What Happened with The Sub-Prime/Mortgage/Credit Crises

I have been listening to a podcast of This American Life entitled “#355: The Giant Pool of Money.” It is a very succinct and poignant description of how the current Housing/Credit crises came about and the factors that led to the bursting of the bubble. I would encourage every person to take the time to listen to the podcast and contemplate the why’s and wherefore’s of this catastrophic economic event. I have made copies of the podcast on CD and given to several people and each seems to have a similar response, that of disgust, shock, and one a stupefying fear.

I myself had several questions that my naturally inclined analytical mind brought to the forefront.
How did this happen?
Who was responsible?
How or simply can we recover from this disaster?
How can we prevent this from occurring in the future?

To bring everyone up to speed I shall give you a brief explanation of what happened. I would rather you listen to the podcast as any summary would be like trying to give a brief summary of a cliff notes book. Such as it is, I shall do my best.

Let’s begin with Top and work our way down. At the top were the world’s vast stores of savings. This group included everything from governments, to banks, to 401k’s and to a lesser degree your average investor. Now this group had at its disposal over 70 trillion dollars of money to invest and garnish a return. The problem was that this money had grown suddenly and was nearly double the amount not 4 years earlier. The money was so large that most of the world had no place to invest the cash and there was a demand for low risk moderate return investment. It was at this moment that Alan Greenspan decided to lock the Fed Interest rate at 1%. What this did was remove the US Treasury Bond as a palatable option for these investors and they started to shop around for other options.

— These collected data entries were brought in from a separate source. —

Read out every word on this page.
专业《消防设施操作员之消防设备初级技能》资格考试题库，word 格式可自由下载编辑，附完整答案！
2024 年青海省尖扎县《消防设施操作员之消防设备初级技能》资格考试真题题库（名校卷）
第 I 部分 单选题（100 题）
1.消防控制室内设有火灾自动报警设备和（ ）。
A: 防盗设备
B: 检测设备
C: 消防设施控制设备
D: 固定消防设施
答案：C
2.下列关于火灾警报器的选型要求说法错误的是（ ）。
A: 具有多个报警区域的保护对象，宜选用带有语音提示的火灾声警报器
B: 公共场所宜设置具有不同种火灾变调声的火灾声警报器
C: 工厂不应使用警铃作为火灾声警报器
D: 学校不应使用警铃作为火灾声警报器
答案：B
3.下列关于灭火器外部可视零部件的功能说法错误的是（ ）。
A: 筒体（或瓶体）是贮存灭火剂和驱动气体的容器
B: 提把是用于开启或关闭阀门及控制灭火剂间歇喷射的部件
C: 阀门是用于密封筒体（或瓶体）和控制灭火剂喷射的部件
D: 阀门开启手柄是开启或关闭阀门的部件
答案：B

Along came the Collateralized Debt Obligation (CDO) and the Mortgage Backed Security. You see the idea here was to take the safe secure Mortgage with the 5-10% interest rate and package it in such a way that the investors would not have to deal with any of the work of maintaining a home loan. You see these CDO’s would buy millions of home loans from mortgage brokers and then repackage these into a security and sell little pieces of each loan to the investors. So you have the stability of the US housing market packaged into a familiar format for investors. Well as soon as the investors saw this they bought up all the securities they could find and started begging for more.

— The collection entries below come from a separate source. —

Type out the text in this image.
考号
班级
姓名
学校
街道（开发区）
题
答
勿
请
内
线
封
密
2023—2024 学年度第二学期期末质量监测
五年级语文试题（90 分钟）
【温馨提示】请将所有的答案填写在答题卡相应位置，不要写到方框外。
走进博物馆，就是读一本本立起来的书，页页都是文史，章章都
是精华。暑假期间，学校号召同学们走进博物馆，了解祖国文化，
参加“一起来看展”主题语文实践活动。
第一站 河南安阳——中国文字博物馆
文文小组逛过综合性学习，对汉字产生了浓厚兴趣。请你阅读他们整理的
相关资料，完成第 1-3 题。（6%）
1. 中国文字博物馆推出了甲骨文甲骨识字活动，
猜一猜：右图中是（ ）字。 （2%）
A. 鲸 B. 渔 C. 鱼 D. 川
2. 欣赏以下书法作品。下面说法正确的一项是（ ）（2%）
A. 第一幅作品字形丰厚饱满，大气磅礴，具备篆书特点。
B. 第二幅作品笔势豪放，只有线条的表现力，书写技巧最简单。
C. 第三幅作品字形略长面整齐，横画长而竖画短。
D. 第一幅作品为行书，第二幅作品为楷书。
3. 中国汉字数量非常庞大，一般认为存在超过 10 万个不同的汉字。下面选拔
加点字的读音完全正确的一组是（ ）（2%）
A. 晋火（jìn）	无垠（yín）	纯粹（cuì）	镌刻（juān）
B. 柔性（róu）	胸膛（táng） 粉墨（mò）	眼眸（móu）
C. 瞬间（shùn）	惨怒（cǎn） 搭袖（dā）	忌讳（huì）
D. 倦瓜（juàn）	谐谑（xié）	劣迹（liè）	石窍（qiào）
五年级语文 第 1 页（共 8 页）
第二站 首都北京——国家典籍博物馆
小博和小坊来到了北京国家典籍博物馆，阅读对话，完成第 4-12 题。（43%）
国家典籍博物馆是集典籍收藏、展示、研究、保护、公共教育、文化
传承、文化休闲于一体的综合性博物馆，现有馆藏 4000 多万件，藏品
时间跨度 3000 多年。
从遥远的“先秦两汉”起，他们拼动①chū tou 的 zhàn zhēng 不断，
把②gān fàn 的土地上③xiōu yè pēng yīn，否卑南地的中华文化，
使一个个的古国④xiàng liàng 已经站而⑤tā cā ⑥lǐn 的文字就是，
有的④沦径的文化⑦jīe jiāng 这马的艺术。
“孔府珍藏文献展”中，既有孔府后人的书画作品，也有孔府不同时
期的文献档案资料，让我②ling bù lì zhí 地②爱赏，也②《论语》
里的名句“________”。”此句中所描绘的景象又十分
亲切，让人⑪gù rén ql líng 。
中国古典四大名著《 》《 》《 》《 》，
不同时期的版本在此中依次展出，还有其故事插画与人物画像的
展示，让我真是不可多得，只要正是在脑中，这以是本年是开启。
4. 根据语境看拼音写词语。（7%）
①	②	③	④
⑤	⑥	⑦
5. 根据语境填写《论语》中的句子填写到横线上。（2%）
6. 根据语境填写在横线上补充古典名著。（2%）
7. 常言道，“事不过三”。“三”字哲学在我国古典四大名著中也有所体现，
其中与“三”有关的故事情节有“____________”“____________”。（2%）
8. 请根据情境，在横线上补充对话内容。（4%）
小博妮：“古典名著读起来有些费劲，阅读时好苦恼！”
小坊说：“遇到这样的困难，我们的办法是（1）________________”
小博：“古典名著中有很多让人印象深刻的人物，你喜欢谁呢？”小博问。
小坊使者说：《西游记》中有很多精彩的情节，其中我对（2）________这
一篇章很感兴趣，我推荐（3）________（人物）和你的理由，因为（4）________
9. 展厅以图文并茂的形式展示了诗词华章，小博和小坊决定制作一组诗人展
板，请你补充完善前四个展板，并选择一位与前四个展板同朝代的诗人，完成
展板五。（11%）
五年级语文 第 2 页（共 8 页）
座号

So the CDO would call his mortgage broker and buy up all the loans they had. Soon the mortgage brokers ran out of loans to feed up to the CDO. So they looked around and realized that at that time and place there were not enough people qualified to get loans to support the demand of the investors. It was at this point that the mortgage brokers then came up with a genius idea…lower the requirements to get a loan and then more people can get loans.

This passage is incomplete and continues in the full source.